Philip Hobbs, the trainer, understood the magnitude of this performance and would happily strap the saddle on his champion this week. "He's absolutely fine," Hobbs said yesterday. "I think the main emotion is to be proud of him.

"It was a fantastic performance with all that weight and I'm very, very chuffed. I wouldn't worry about him having had a hard race. He's as tough as old boots, extremely genuine and I wish the race was in two or three weeks' time rather than a month as there would be less time for things to go wrong.

"This morning he's been out jogging to get him moving, and he's moving great, then he's been out in the paddock for an hour and a half since then.
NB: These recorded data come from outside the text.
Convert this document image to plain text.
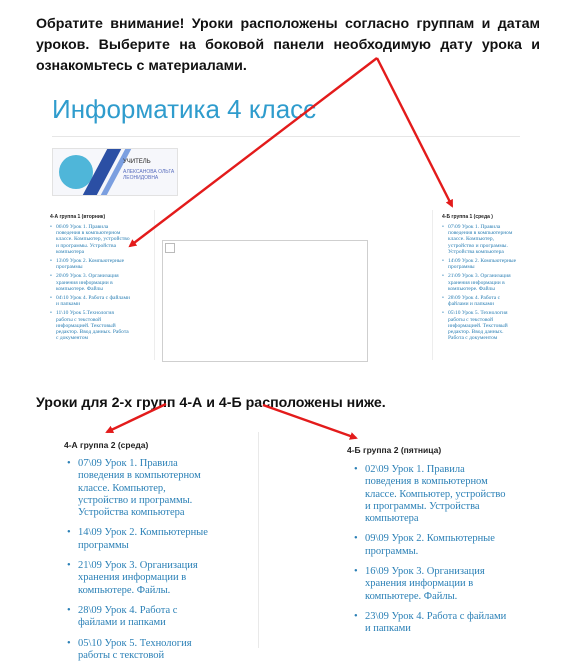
Обратите внимание! Уроки расположены согласно группам и датам уроков. Выберите на боковой панели необходимую дату урока и ознакомьтесь с материалами.
Информатика 4 класс
УЧИТЕЛЬ
АЛЕКСАНОВА ОЛЬГА ЛЕОНИДОВНА
4-А группа 1 (вторник)
• 06\09 Урок 1. Правила поведения в компьютерном классе. Компьютер, устройство и программы. Устройства компьютера
• 13\09 Урок 2. Компьютерные программы
• 20\09 Урок 3. Организация хранения информации в компьютере. Файлы
• 04\10 Урок 4. Работа с файлами и папками
• 11\10 Урок 5.Технология работы с текстовой информацией. Текстовый редактор. Ввод данных. Работа с документом
4-Б группа 1 (среда )
• 07\09 Урок 1. Правила поведения в компьютерном классе. Компьютер, устройство и программы. Устройства компьютера
• 14\09 Урок 2. Компьютерные программы
• 21\09 Урок 3. Организация хранения информации в компьютере. Файлы
• 28\09 Урок 4. Работа с файлами и папками
• 05\10 Урок 5. Технология работы с текстовой информацией. Текстовый редактор. Ввод данных. Работа с документом
Уроки для 2-х групп 4-А и 4-Б расположены ниже.
4-А группа 2 (среда)
• 07\09 Урок 1. Правила поведения в компьютерном классе. Компьютер, устройство и программы. Устройства компьютера
• 14\09 Урок 2. Компьютерные программы
• 21\09 Урок 3. Организация хранения информации в компьютере. Файлы.
• 28\09 Урок 4. Работа с файлами и папками
• 05\10 Урок 5. Технология работы с текстовой
4-Б группа 2 (пятница)
• 02\09 Урок 1. Правила поведения в компьютерном классе. Компьютер, устройство и программы. Устройства компьютера
• 09\09 Урок 2. Компьютерные программы.
• 16\09 Урок 3. Организация хранения информации в компьютере. Файлы.
• 23\09 Урок 4. Работа с файлами и папками
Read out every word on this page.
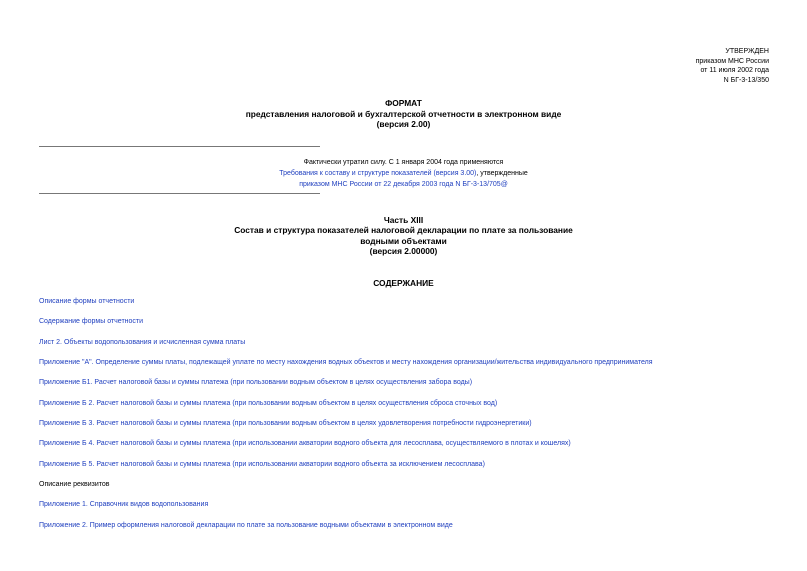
УТВЕРЖДЕН
приказом МНС России
от 11 июля 2002 года
N БГ-3-13/350
ФОРМАТ
представления налоговой и бухгалтерской отчетности в электронном виде
(версия 2.00)
Фактически утратил силу. С 1 января 2004 года применяются
Требования к составу и структуре показателей (версия 3.00), утвержденные
приказом МНС России от 22 декабря 2003 года N БГ-3-13/705@
Часть XIII
Состав и структура показателей налоговой декларации по плате за пользование
водными объектами
(версия 2.00000)
СОДЕРЖАНИЕ
Описание формы отчетности
Содержание формы отчетности
Лист 2. Объекты водопользования и исчисленная сумма платы
Приложение "А". Определение суммы платы, подлежащей уплате по месту нахождения водных объектов и месту нахождения организации/жительства индивидуального предпринимателя
Приложение Б1. Расчет налоговой базы и суммы платежа (при пользовании водным объектом в целях осуществления забора воды)
Приложение Б 2. Расчет налоговой базы и суммы платежа (при пользовании водным объектом в целях осуществления сброса сточных вод)
Приложение Б 3. Расчет налоговой базы и суммы платежа (при пользовании водным объектом в целях удовлетворения потребности гидроэнергетики)
Приложение Б 4. Расчет налоговой базы и суммы платежа (при использовании акватории водного объекта для лесосплава, осуществляемого в плотах и кошелях)
Приложение Б 5. Расчет налоговой базы и суммы платежа (при использовании акватории водного объекта за исключением лесосплава)
Описание реквизитов
Приложение 1. Справочник видов водопользования
Приложение 2. Пример оформления налоговой декларации по плате за пользование водными объектами в электронном виде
We probably won't ride him for the next two or three days, just turn him out. He swims every day so he'll be doing that I expect. At the end of the week, we would start cantering steadily again and build up his work after that. He's not a horse that needs a lot of work."

It is an anomaly of great racehorses that their best performances probably do not occur when they are most impressive. Arkle, despite his Gold Cup pedigree, was probably at his most massive when giving away chunks of advantage to talented rivals. Saturday was probably the best run of Rooster Booster's career as he gave his best when at the peak of his abilities. He did not have to surrender as much of himself at Prestbury Park last March and will probably not have to do so next month.

To extend this argument we can look at Best Mate's effort in the First National Gold Cup at Ascot in November of 2001, when he failed by half a length to give 20lb to Wahiba Sands. It was a task which would have had Hercules swearing under his breath. It was also meant to be evidence of the fallibility of the young genius. In fact, it was just the opposite.